Итоговая проверка, как правило, длится в течение 7–9 суток. По результатам работы готовится разбор. Это апофеоз проверки. Каждому проверяющему по своей службе надо написать как можно больше недостатков, причем написать творчески, с огоньком. Для некоторых военачальников в разборе обязательно должны быть эмоциональные места типа: «А где же в это время были вы, товарищ Иванов? Где здесь просматривается воспитательная работа? Где контроль за людьми, о котором мы вам постоянно напоминали? Куда Вы смотрели?» Высший шик, когда эмоциональные места для начальника выделены красным фломастером. (Именно вот здесь надо сделать сердитое лицо, побагроветь от возмущения и разрядиться пафосом и гневом!) Были мастера написания разборов, они высоко ценились у командиров всех степеней.
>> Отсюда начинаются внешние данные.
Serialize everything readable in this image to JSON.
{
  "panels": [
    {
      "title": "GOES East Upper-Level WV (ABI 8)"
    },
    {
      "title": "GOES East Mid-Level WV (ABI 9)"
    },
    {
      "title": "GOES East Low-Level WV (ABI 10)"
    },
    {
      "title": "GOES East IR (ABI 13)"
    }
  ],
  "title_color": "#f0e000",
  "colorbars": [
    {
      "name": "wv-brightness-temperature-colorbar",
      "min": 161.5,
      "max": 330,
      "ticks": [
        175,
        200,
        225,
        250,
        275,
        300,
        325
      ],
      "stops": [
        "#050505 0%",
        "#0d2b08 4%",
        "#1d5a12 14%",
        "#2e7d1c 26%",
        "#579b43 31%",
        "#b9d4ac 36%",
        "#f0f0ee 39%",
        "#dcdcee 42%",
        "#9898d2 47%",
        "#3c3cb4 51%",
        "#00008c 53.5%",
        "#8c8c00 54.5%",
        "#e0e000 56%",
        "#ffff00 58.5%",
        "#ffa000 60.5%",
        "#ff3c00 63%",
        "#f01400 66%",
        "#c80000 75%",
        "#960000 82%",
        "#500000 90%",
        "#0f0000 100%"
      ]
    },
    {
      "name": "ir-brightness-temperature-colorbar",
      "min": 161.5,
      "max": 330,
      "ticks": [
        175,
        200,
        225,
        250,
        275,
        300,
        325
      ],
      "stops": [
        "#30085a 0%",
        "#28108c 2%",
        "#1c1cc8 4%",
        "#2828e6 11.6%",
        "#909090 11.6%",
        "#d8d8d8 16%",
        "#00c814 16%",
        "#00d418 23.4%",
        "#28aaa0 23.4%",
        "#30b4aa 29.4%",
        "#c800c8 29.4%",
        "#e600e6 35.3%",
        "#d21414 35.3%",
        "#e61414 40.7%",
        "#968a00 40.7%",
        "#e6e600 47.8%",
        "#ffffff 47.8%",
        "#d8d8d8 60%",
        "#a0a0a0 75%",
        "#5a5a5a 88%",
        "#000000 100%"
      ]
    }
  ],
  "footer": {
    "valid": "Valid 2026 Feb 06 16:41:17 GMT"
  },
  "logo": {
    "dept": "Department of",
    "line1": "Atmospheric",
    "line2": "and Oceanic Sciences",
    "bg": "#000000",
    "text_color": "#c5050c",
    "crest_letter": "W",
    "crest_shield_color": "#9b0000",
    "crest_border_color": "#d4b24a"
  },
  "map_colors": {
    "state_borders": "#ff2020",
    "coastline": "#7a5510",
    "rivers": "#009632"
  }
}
Мне довелось служить в различных управленческих звеньях — от полка до Главного штаба РВСН. Сам нередко участвовал в написании разборов. Бывало всякое. Случалось, что материалы, подготовленные мной, швыряли чуть ли не в лицо (иногда даже не читая), орали, что я не уловил мыслей, обуревавших на тот момент очередного «полководца» и т. п. Поэтому мне очень интересны были рассказы очевидцев о том, как проводил разборы Михаил Григорьевич.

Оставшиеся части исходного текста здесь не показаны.